I would suggest the Tangerine Money-Back MasterCard for a good cash back card. The best travel cards usually require a higher income level. The TD Aeroplan Platinum or the RBC Avion Platinum might be worth looking into though. You might be able to sweet talk them into an upgrade after you are a customer for a little while.

You could also try the regular MBNA Rewards, and then try to step up to the MBNA Rewards World Elite after a little while.

January 17, 2017 @ 10:25 pm
Kelly Anderson
Kelly Anderson's picture


I currently have the CIBC infinite Aventura card. It has worked well for us as both my husband and I had lots of work expenses which has allowed us to collect lots of points. We have booked many flights and have been very happy with the travel we have been able to take advantage of. Our spending pattern will be changing and I would like to move to a less expensive cash back card. The problem is I have 70,000 points. I'm concerned if I cancel or change cards even with the same family will I lose my points. Any advice?
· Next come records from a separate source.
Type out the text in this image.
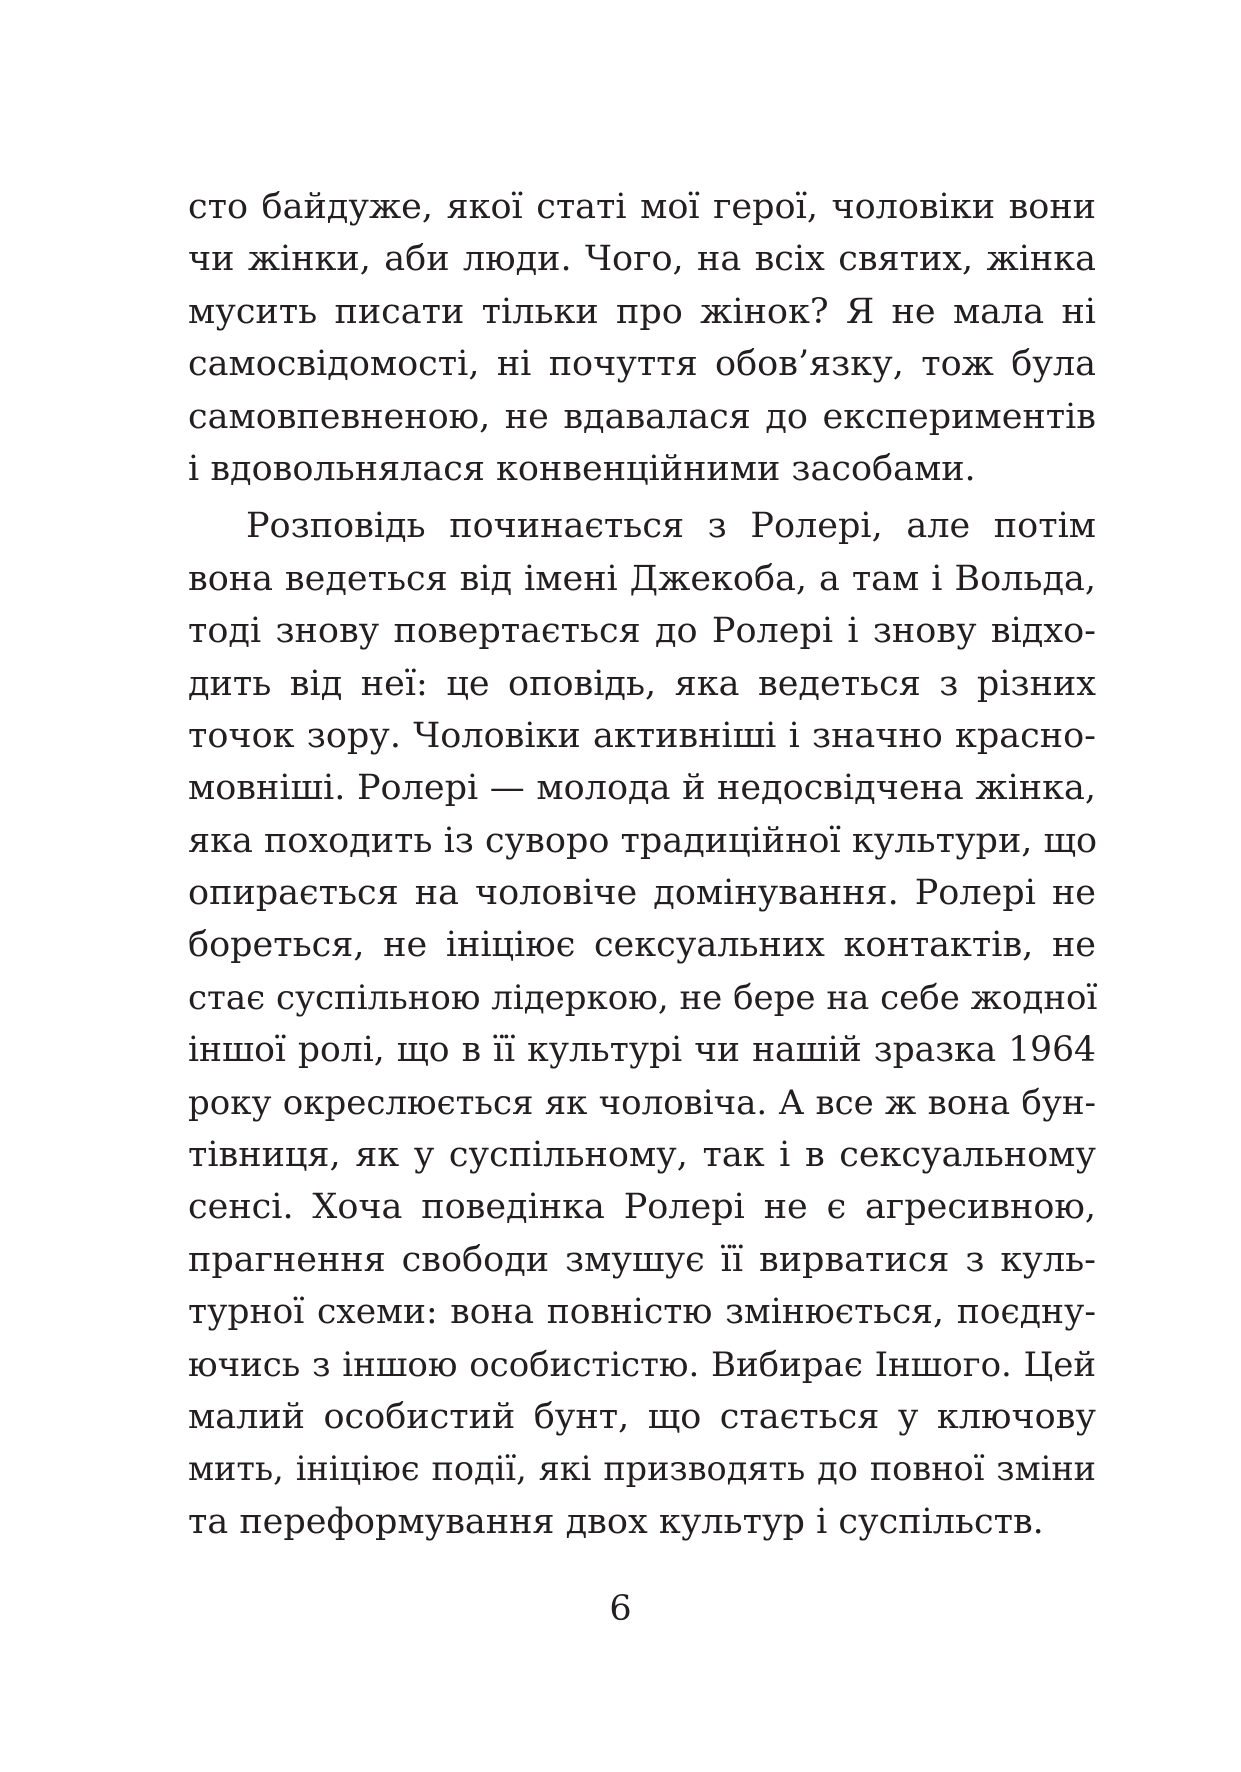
сто байдуже, якої статі мої герої, чоловіки вони
чи жінки, аби люди. Чого, на всіх святих, жінка
мусить писати тільки про жінок? Я не мала ні
самосвідомості, ні почуття обов’язку, тож була
самовпевненою, не вдавалася до експериментів
і вдовольнялася конвенційними засобами.
Розповідь починається з Ролері, але потім
вона ведеться від імені Джекоба, а там і Вольда,
тоді знову повертається до Ролері і знову відхо-
дить від неї: це оповідь, яка ведеться з різних
точок зору. Чоловіки активніші і значно красно-
мовніші. Ролері — молода й недосвідчена жінка,
яка походить із суворо традиційної культури, що
опирається на чоловіче домінування. Ролері не
бореться, не ініціює сексуальних контактів, не
стає суспільною лідеркою, не бере на себе жодної
іншої ролі, що в її культурі чи нашій зразка 1964
року окреслюється як чоловіча. А все ж вона бун-
тівниця, як у суспільному, так і в сексуальному
сенсі. Хоча поведінка Ролері не є агресивною,
прагнення свободи змушує її вирватися з куль-
турної схеми: вона повністю змінюється, поєдну-
ючись з іншою особистістю. Вибирає Іншого. Цей
малий особистий бунт, що стається у ключову
мить, ініціює події, які призводять до повної зміни
та переформування двох культур і суспільств.
6
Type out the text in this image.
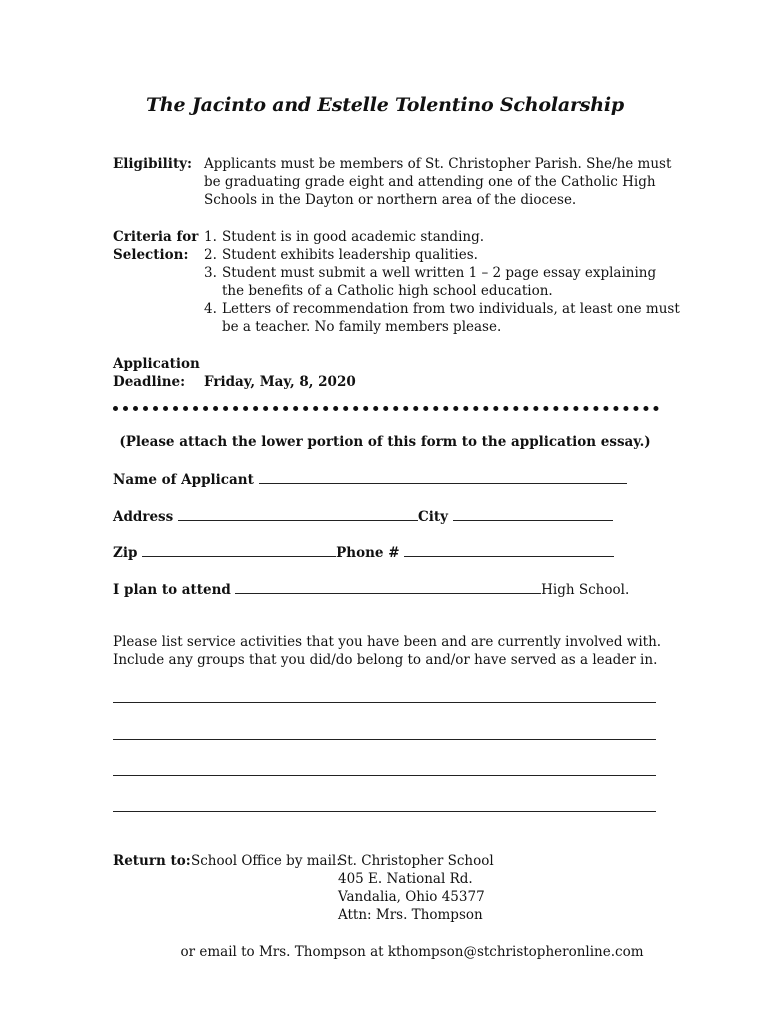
The Jacinto and Estelle Tolentino Scholarship
Eligibility: Applicants must be members of St. Christopher Parish. She/he must
be graduating grade eight and attending one of the Catholic High
Schools in the Dayton or northern area of the diocese.
Criteria for
Selection:
1. Student is in good academic standing.
2. Student exhibits leadership qualities.
3. Student must submit a well written 1 – 2 page essay explaining
the benefits of a Catholic high school education.
4. Letters of recommendation from two individuals, at least one must
be a teacher. No family members please.
Application
Deadline:	Friday, May, 8, 2020
(Please attach the lower portion of this form to the application essay.)
Name of Applicant
Address	City
Zip	Phone #
I plan to attend	High School.
Please list service activities that you have been and are currently involved with.
Include any groups that you did/do belong to and/or have served as a leader in.
Return to: School Office by mail:
St. Christopher School
405 E. National Rd.
Vandalia, Ohio 45377
Attn: Mrs. Thompson
or email to Mrs. Thompson at kthompson@stchristopheronline.com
January 17, 2017 @ 9:34 am
Stephen Weyman
Stephen Weyman's picture

Aventura points are bank-specific, so most certainly yes you will lose them if you cancel. I would suggest trying to downgrade to the cheapest version of the card until you can spend them.

January 17, 2017 @ 10:09 pm
Reed's picture

I have been using BMO Gold Airmiles Mastercard for over 10 years and really only use it so that I can get flights. I've always paired it with my airmiles card for fuel and grocery purchases to try get the most out of it .

The problem with it is that there are only certain flights and/or flight times that Airmiles offer. I am looking to switch credit cards for this reason but will not get an Amex card because it's not as widely accepted where I live.

Not sure which direction to go, I'm assuming all of the cards that made your list are better for strictly just travel than airmiles?